Terancam Disrupsi Era Digital, Pers Harus Ubah Prioritas Sumber Pendanaan
Berita

Terancam Disrupsi Era Digital, Pers Harus Ubah Prioritas Sumber Pendanaan

Cara kerja media yang tak menjaga kualitas berita tak layak ditiru.

Oleh:
Moh. Dani Pratama Huzaini
Bacaan 2 Menit
Diskusi dua dekade UU Pers di Dewan Pers. Foto: Dhani
Diskusi dua dekade UU Pers di Dewan Pers. Foto: Dhani

Tepat dua dekade sejak berlakunya UU No. 40 Tahun 1999 tentang Pers, pers Tanah Air menemukan sebuah tantangan baru. Jika dulu salah satu momok yang paling ditakuti pers adalah ancaman pembredelan, kini tantangan utamanya adalah bagaimana menemukan model bisnis yang relevan untuk menjaga kesinambungan perusahaan pers.

Era disrupsi yang tengah melanda dunia menjadikan pers berada dalam pusaran ketidakpastian. Perubahan model bisnis dari konvensional menjadi penggunaan platform daring (online) ternyata tidak cukup mampu dijawab melalui penyesuaian diri sebagian perusahaan pers yang sebelumnya menggunakan model bisnis cetak.
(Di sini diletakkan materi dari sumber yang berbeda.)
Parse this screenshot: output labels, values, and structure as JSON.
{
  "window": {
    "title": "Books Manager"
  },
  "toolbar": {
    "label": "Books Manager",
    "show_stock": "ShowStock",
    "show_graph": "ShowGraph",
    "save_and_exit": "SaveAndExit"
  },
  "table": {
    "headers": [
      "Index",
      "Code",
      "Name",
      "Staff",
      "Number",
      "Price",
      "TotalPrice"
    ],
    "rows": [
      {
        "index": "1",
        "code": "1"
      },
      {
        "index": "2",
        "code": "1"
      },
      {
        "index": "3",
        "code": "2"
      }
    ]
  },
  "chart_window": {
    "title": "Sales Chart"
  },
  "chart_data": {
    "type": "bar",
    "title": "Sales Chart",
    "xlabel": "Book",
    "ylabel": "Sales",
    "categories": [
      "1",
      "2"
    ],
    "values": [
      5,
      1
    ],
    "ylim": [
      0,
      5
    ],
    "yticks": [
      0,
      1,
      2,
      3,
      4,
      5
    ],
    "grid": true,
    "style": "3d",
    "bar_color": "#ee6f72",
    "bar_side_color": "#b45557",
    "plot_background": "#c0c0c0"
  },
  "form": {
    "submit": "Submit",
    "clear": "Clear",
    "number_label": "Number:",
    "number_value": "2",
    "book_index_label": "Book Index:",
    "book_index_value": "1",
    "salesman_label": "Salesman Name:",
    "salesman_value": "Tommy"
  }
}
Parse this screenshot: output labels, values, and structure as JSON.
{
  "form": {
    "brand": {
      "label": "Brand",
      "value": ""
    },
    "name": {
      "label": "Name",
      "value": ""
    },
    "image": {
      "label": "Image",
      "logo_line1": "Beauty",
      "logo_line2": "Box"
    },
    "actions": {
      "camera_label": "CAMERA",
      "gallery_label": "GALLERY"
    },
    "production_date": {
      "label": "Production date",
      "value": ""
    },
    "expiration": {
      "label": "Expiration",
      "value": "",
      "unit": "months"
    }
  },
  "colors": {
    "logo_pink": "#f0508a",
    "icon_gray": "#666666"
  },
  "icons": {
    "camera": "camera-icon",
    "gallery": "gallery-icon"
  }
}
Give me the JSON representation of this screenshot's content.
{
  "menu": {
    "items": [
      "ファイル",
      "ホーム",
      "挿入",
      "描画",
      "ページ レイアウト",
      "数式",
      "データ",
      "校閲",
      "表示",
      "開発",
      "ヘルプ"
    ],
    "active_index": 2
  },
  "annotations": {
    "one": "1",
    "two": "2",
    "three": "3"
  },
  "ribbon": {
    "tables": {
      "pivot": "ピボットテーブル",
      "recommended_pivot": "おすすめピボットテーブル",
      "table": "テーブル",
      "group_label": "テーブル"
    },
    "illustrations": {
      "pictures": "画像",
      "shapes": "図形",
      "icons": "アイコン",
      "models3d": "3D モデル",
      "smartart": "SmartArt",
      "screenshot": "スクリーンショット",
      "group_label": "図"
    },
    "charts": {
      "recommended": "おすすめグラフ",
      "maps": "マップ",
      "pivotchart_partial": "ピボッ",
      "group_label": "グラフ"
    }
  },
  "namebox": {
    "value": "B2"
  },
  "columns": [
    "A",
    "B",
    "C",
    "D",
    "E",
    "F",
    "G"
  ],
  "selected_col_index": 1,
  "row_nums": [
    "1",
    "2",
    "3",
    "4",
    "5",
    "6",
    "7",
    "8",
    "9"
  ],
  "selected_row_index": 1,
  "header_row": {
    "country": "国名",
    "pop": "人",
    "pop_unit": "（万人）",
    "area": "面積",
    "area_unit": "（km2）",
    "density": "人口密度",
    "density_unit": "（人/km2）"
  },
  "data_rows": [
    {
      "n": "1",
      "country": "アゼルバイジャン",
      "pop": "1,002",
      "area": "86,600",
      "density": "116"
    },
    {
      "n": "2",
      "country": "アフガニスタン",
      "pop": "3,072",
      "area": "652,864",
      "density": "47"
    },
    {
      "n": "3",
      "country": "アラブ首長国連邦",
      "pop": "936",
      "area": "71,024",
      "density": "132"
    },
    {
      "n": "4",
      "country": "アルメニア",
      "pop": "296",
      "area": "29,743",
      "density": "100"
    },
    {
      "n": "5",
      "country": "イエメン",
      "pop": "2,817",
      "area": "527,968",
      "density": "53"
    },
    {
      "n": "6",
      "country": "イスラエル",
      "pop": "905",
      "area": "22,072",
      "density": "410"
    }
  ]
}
Komisaris PT Tempo Inti Media, Bambang Harymurti mengungkapkan hingga kini belum ditemukan model bisnis pers yang benar-benar mapan di era digital. Yang jelas, bisnis pers cetak tergerus oleh media daring. “Sebagai dampak dari disrupsi, era digital mengancam keberlangsungan model bisnis pers konvensional,” ujar Bambang dalam sebuah diskusi di Hall Dewan Pers, Senin (23/9).

Menurut Bambang, selama era digital berlangsung, perusahaan pers belum bisa menemukan model bisnis yang stabil. Kondisi ini berdampak kepada pendapatan media. Belum ada satu pun media masa yang secara konsisten memperoleh pemasukan yang terus meningkat dari iklan setelah berusaha merubah platform bisnisnya dari cetak ke online.

Berdasarkan pengalaman dan pengamatan, Bambang berpendapat sumber pendapatan utama media yang selama ini bersumber dari iklan tidak lagi dijadikan priorotas. Menurut Bambang, media di luar negeri menggunakan pola dengan membangun engagement dengan pembacanya melalui produk berita yang berkualitas serta akses berita melallui aplikasi berbayar. “Bukan dari pengiklan tapi dari jumlah pembaca setia yang berlangganan. Seperti The New York Times,” ujar Bambang.

Namun, menurut Bambang, masih ada harapan untuk media cetak hidup di Indonesia. Sebab, masa transisi di era teknologi yang masih berjalan sehingga peran media cetak masih terus diperlukan. Asalkan ada upaya menyesuaikan diri dengan secara perlahan. Salah satunya dengan bertransformasi menggunakan platform online.

“Koran yang sukses adalah yang konsen kepada pembaca, bukan kepada iklan. Saya yakin kalau pembaca banyak, punya komunitas, maka pers cetak akan hidup. Makin tinggi pengaruhnya akan makin sukses secara bisnis,” terangnya.